SRF News: Was macht den Fall der Crypto AG speziell?

Adrian Hänni: Dieser Fall ist in vielen Dimensionen sehr aussergewöhnlich. Schon nur die Länge der Operation, fast sieben Jahrzehnte, ist für eine nachrichtendienstliche Operation sehr speziell. Auch die Reichweite ist bemerkenswert: Offenbar hatte die amerikanische NSA zwischenzeitlich fast 40 Prozent ihrer Informationen, die sie aus abgefangenen Kommunikationssignalen gewann, der Crypto AG zu verdanken.

Ist die Crypto AG ein historischer Einzelfall?

Nein. Es ist davon auszugehen, dass anglo-amerikanische Nachrichtendienste mit mehreren Schweizer Firmen ähnliche Arrangements zur Spionage und teilweise auch zu Sabotagezwecken unterhielten, vor allem im späten Kalten Krieg. Aber auch die östlichen Nachrichtendienste hatten in der Schweiz ein Netzwerk von Tarnfirmen.

Die Schweiz als Drehscheibe für Spione, ausländische Geheimdienste und Tarnfirmen.

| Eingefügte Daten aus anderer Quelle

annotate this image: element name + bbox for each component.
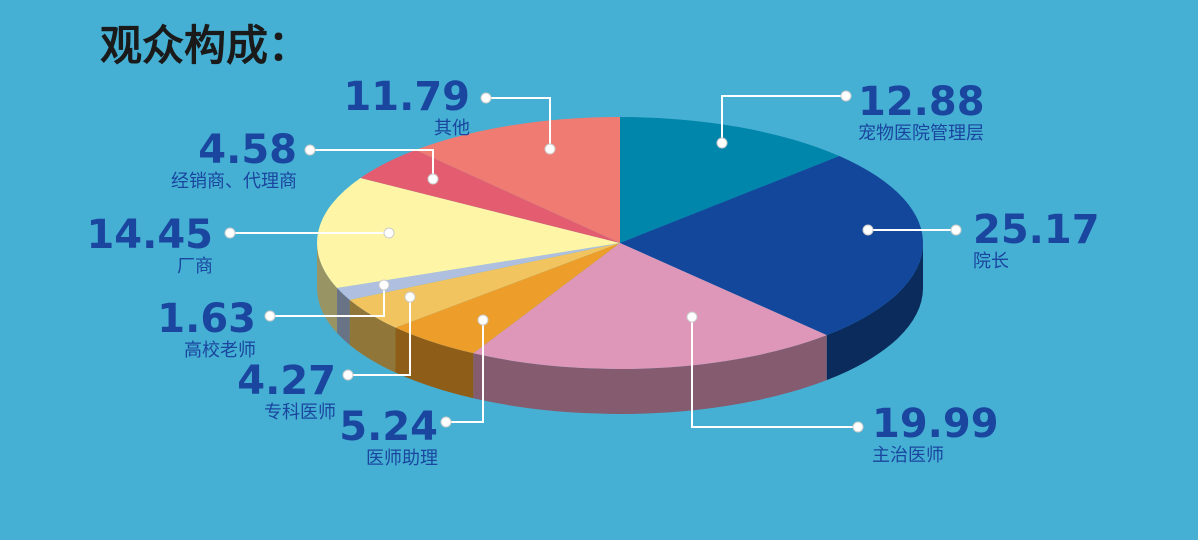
slice-side xyxy=(473,335,827,415)
leader-line xyxy=(270,285,385,317)
category-label: 专科医师 xyxy=(264,402,336,423)
chart-title: 观众构成： xyxy=(100,21,310,70)
slice xyxy=(620,117,840,243)
category-label: 院长 xyxy=(973,251,1009,272)
leader-dot xyxy=(378,279,390,291)
leader-dot xyxy=(544,143,556,155)
leader-dot xyxy=(264,310,276,322)
leader-line xyxy=(446,320,484,423)
leader-dot xyxy=(950,224,962,236)
leader-line xyxy=(721,95,846,143)
category-label: 医师助理 xyxy=(366,448,438,469)
slice xyxy=(395,243,620,354)
category-label: 主治医师 xyxy=(872,445,944,466)
leader-dot xyxy=(383,227,395,239)
slice xyxy=(337,243,620,300)
slice-side xyxy=(317,243,338,334)
leader-dot xyxy=(716,137,728,149)
leader-dot xyxy=(862,224,874,236)
value-label: 19.99 xyxy=(872,401,999,447)
category-label: 厂商 xyxy=(177,256,213,277)
category-label: 经销商、代理商 xyxy=(171,171,297,192)
leader-line xyxy=(348,297,411,376)
leader-dot xyxy=(304,144,316,156)
value-label: 1.63 xyxy=(157,296,256,342)
leader-dot xyxy=(404,291,416,303)
category-label: 其他 xyxy=(434,118,470,139)
leader-dot xyxy=(477,314,489,326)
leader-line xyxy=(486,97,551,149)
value-label: 25.17 xyxy=(973,207,1100,253)
value-label: 5.24 xyxy=(339,404,438,450)
slice xyxy=(473,243,827,369)
value-label: 12.88 xyxy=(858,79,985,125)
leader-dot xyxy=(342,369,354,381)
leader-line xyxy=(691,317,858,428)
value-label: 4.27 xyxy=(237,358,336,404)
leader-dot xyxy=(427,173,439,185)
leader-dot xyxy=(840,90,852,102)
slice xyxy=(415,117,620,243)
slice-side xyxy=(826,243,923,381)
slice-side xyxy=(349,299,396,373)
category-label: 宠物医院管理层 xyxy=(858,123,984,144)
value-label: 11.79 xyxy=(343,74,470,120)
slice xyxy=(360,150,620,243)
slice xyxy=(349,243,620,328)
slice xyxy=(620,156,923,336)
value-label: 14.45 xyxy=(86,212,213,258)
value-label: 4.58 xyxy=(198,127,297,173)
leader-dot xyxy=(224,227,236,239)
leader-dot xyxy=(480,92,492,104)
leader-dot xyxy=(440,416,452,428)
slice xyxy=(317,177,620,289)
leader-dot xyxy=(852,421,864,433)
slice-side xyxy=(395,327,474,399)
leader-line xyxy=(310,149,434,179)
leader-dot xyxy=(686,311,698,323)
category-label: 高校老师 xyxy=(184,340,256,361)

Ritzt das nicht am Bild der neutralen Schweiz?

Da muss man mit einem grossen Mythos aufräumen. Die Schweiz war im Kalten Krieg mit ihrer Neutralitätspolitik nicht Mitglied eines Militärbündnisses.

Nachrichtendienstlich gehörte die Schweiz seit dem frühen Kalten Krieg zum Westen.

Allerdings bezog sich diese Politik nie auf die Welt der Geheimdienste. Nachrichtendienstlich gehörte die Schweiz seit dem frühen Kalten Krieg zum Westen.

Die Geheimdienste waren nicht neutral, doch die Politik wurde als neutral verkauft. Die Politik hat aber die Pflicht, die Geheimdienste zu beaufsichtigen. Ist die Trennung dieser beiden Ebenen nicht problematisch?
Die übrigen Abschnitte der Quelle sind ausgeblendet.